L’élève vedette a-t-il été récompensé ? À peine. En septembre, les prix chiliens ont augmenté de 14 % en glissement annuel. La mesure préférée de la banque centrale de l’inflation « sous-jacente », qui exclut les composantes volatiles comme l’énergie et l’alimentation, a bondi à 11 %.
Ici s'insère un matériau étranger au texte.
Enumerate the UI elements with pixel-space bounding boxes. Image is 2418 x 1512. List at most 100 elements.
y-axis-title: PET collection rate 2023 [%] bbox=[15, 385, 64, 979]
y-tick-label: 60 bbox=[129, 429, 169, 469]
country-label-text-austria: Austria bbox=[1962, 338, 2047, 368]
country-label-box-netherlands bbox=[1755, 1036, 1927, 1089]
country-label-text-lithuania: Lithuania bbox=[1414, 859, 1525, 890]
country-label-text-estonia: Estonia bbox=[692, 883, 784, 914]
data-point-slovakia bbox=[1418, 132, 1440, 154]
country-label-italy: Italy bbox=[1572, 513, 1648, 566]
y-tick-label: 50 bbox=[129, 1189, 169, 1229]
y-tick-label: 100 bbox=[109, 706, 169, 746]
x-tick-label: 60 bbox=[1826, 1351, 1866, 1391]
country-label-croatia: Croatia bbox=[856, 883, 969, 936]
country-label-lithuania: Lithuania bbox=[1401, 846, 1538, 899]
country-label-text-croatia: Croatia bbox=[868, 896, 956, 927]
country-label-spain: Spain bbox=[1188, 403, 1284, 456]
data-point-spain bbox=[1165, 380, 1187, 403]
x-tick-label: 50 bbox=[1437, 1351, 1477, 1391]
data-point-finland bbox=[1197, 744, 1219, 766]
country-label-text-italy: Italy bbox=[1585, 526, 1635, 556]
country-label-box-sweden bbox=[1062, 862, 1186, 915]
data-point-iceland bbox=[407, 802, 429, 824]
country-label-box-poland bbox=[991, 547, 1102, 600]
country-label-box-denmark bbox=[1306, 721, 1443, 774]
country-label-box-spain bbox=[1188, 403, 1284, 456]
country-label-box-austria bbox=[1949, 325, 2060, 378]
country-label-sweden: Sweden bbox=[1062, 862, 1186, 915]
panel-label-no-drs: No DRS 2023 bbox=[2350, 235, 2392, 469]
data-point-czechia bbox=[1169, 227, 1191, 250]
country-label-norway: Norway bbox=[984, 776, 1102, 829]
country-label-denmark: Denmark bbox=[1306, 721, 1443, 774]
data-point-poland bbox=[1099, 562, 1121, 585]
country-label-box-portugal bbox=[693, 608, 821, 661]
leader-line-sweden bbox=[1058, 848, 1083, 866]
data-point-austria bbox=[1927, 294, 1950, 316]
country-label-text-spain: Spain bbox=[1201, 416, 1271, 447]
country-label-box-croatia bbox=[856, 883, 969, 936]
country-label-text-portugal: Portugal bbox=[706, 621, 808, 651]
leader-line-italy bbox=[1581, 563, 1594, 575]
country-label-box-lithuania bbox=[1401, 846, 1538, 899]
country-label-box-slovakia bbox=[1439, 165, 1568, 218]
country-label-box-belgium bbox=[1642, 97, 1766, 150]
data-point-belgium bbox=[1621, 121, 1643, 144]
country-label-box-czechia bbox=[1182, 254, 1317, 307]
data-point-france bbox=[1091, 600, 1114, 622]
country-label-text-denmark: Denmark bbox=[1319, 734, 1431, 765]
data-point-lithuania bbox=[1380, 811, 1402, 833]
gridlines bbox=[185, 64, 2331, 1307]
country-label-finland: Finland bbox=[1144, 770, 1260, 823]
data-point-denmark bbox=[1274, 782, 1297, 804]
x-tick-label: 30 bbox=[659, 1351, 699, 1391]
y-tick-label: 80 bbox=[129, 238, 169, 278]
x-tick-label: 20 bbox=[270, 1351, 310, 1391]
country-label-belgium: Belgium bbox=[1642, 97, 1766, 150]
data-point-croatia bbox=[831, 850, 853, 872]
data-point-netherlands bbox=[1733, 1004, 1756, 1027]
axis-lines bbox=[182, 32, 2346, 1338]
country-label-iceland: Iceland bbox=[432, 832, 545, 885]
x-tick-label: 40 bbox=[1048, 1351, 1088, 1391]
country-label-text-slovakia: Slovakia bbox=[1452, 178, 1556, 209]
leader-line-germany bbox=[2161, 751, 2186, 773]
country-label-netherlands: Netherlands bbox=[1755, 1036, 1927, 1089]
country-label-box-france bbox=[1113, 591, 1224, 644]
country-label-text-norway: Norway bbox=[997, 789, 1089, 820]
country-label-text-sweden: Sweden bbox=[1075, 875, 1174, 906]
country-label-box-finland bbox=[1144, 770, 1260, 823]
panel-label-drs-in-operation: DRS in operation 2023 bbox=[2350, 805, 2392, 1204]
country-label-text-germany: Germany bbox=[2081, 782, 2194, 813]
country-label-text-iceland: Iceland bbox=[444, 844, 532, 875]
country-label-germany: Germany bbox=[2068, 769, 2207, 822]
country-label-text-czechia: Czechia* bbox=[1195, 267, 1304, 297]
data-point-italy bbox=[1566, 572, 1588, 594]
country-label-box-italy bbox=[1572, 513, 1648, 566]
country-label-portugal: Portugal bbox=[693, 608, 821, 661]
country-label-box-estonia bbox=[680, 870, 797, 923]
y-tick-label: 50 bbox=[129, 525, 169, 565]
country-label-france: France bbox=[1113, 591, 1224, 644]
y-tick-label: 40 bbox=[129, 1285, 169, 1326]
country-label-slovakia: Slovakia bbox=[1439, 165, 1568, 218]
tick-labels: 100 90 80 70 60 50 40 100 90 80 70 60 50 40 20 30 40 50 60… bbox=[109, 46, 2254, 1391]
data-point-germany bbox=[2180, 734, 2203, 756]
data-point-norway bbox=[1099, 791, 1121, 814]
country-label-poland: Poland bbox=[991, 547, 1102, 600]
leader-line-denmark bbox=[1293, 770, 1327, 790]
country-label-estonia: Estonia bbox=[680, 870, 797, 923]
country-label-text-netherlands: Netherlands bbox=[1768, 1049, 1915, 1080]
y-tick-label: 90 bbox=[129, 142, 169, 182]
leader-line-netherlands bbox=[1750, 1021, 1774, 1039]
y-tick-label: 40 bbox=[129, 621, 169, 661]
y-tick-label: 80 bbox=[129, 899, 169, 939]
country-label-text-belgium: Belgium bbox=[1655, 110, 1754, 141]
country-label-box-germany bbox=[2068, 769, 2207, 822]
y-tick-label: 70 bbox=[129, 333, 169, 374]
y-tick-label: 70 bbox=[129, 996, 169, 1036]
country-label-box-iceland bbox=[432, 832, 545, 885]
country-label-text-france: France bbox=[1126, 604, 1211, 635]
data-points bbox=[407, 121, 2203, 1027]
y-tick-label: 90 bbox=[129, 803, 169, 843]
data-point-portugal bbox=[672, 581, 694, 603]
L’exemple du Chili évoque un problème plus vaste. De nombreux experts disent que si seulement la Réserve fédérale, la Banque centrale européenne et d’autres avaient « pris de l’avance » en augmentant rapidement les taux l’année dernière, le monde ne serait pas aux prises avec une inflation élevée aujourd’hui. L’expérience du Chili, et d’autres endroits qui ont resserré tôt et de manière agressive, jette le doute sur cet argument. Partout dans le monde, il s’avère extraordinairement difficile d’écraser les hausses de prix.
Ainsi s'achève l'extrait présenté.